Voice Assistant Capabilities

Pastas · March 2, 2025, 6:58am

Hi community,
Im excited about the Voice Assistant, mostly the local processing ability. I dont currently use any voice assistant because we’re creeped out about a device constantly listening to everything that goes on in our home. So I’m up for trying a local based Voice Assistant even if its still in its early stages.

I had a few questions for the community before I dive in this rabbit hole. Please excuse me if some of these have been discussed before or are obvious. I’m tech savvy but not hardcore… I avoid YAML if I can help it.

To get started: Do I need to buy the Voice Assistant module or can I install the software on a Synology and use my iPhone (HASS App) as microphone?
If module is necessary. Do I need the module in every room I want the voice assistant or can I use my iPhone in any part of the house?
Can the Voice Assistant be easily configured (as in doesnt need programming code modification ) to recognize claps? My wife is nostalgic about the clapper and would be great to surprise her with that functionality. A better version at least than the old 80s crappy device. Believe it or not, havent been able to get iOS or MacOS to recognize claps??.. its like the functionality is patented or something.

Anyway thanks in advice.
Cheers

jackjourneyman · March 2, 2025, 12:18pm

Well… The whole voice assistant business is not so much a rabbit hole as a vast, growing warren of intersecting burrows. My understanding is largely non-technical, but for what it’s worth (I’m sure someone will correct me)…

There are a number of stages in any voice assistant setup:

Waking up the voice assistant device with the microphone

Purpose-built voice assistants are mostly designed to be always listening, waiting for a “wake word”, but this is usually handled locally, in the device itself. If you use a phone or tablet with the HA app you should be able to turn on the microphone physically by clicking a button. Either way, this is not something that would normally be handled centrally (on a Synology server, for example).

Normally you would have a voice assistant device in or within earshot of each room, but if you use the HA app on your phone you can use it anywhere. You can do both, of course.

Someone, somewhere has probably implemented a clapper (someone, somewhere has done nearly everything), but I’ve never come across anything like it.

Issuing a command through the device

Commands are handled centrally on your Home Assistant server (which could be a Synology).

Broadly speaking, there are two approaches. You can create custom sentences and responses (intents) - which involve a bit of code writing - or you can use commands that are built in to HA.

Any device integrated with HA can be “exposed” to Assist (with a simple tickbox) and turned on and off with the built-in commands, and there is a growing list of more complex commands like “Set the heating to XX”, “Put XX on the shopping list”, which don’t need any setting up.

Speech to text

Whichever route you take (you can mix both) your spoken sentence will have to be interpreted and converted into commands that HA can obey. This can be done locally, but it is a very deep rabbit hole indeed. Most voice applications will send your command to the cloud one way or another. Voice Assistant PE is designed to do this.

Text to speech

Any responses to your commands need to be converted back to speech (even if it’s only “Sorry, I didn’t understand that”). There are several (rather robotic) local options which run on your HA server and many very realistic voices if you don’t mind connecting to a cloud service.
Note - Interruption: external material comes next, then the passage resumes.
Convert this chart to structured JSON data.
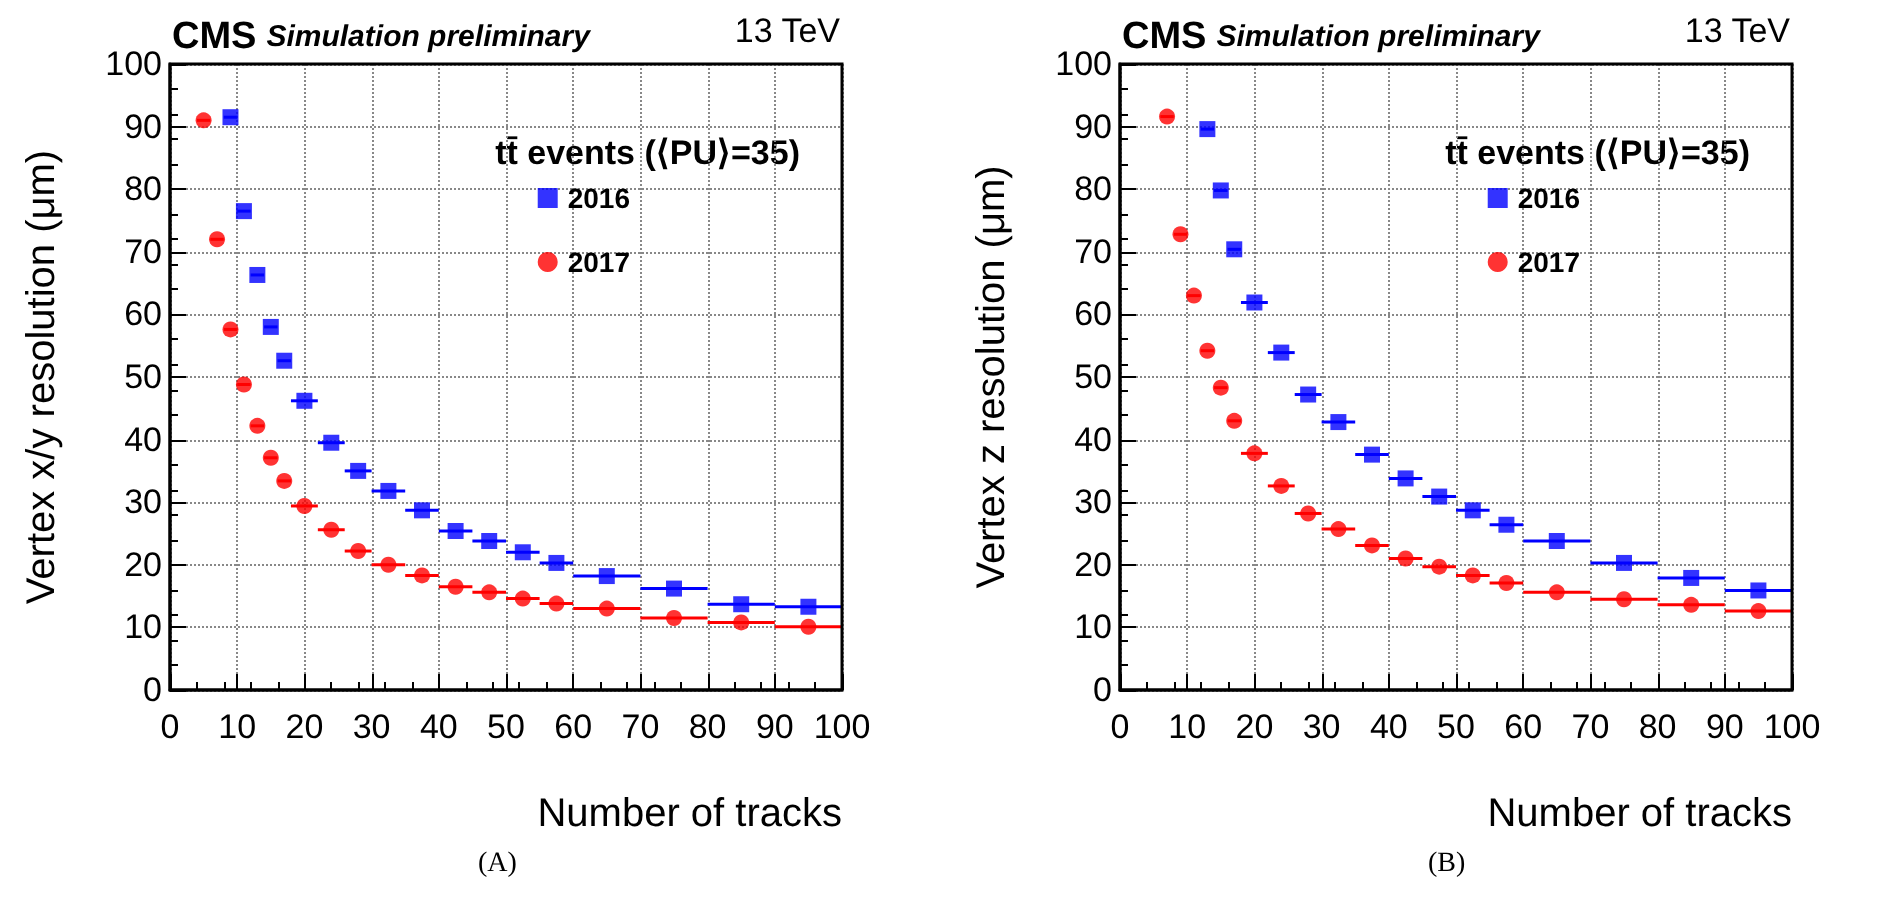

Responses to custom sentences can be sent to any integrated speaker; responses to built-in commands are always through the device you spoke to. If you’re happy with the built-in commands there shouldn’t be any coding involved. If you want to go down yet another rabbit hole, you can connect to an LLM service to get more varied and “realistic” responses.

Hope this is some help. Unfortunately the docs about using Assist and voice commands are even more obscure than usual. If you haven’t found it already, this is a good starting point:

Edit: A historical note, which may make things a bit clearer: Assist predates Voice Assistant PE (by a couple of years) and was designed to be used through the HA app, with text or voice commands. The whole tottering edifice is built from there…

Pastas · March 3, 2025, 4:15pm

Thanks so much for the full breakdown. Makes a lot more sense now.

So what are the use cases for the Voice Assistant module that was just released? Is it basically a chip dedicated to processing voice commands? as opposed to running Assist on the RaspPi or Synology.

jackjourneyman · March 4, 2025, 12:14am

I suppose it’s the off the shelf equivalent of Amazon’s Echo Dot - a voice assistant client device with built in good quality microphone and speaker, which will recognise a wake word then pass on your commands to Home Assistant (via Home Assistant Cloud rather than via Amazon). Assist is the overall name for the process.

With a bit more work on your part you can use other harware like the ESP32-S3-BOX instead.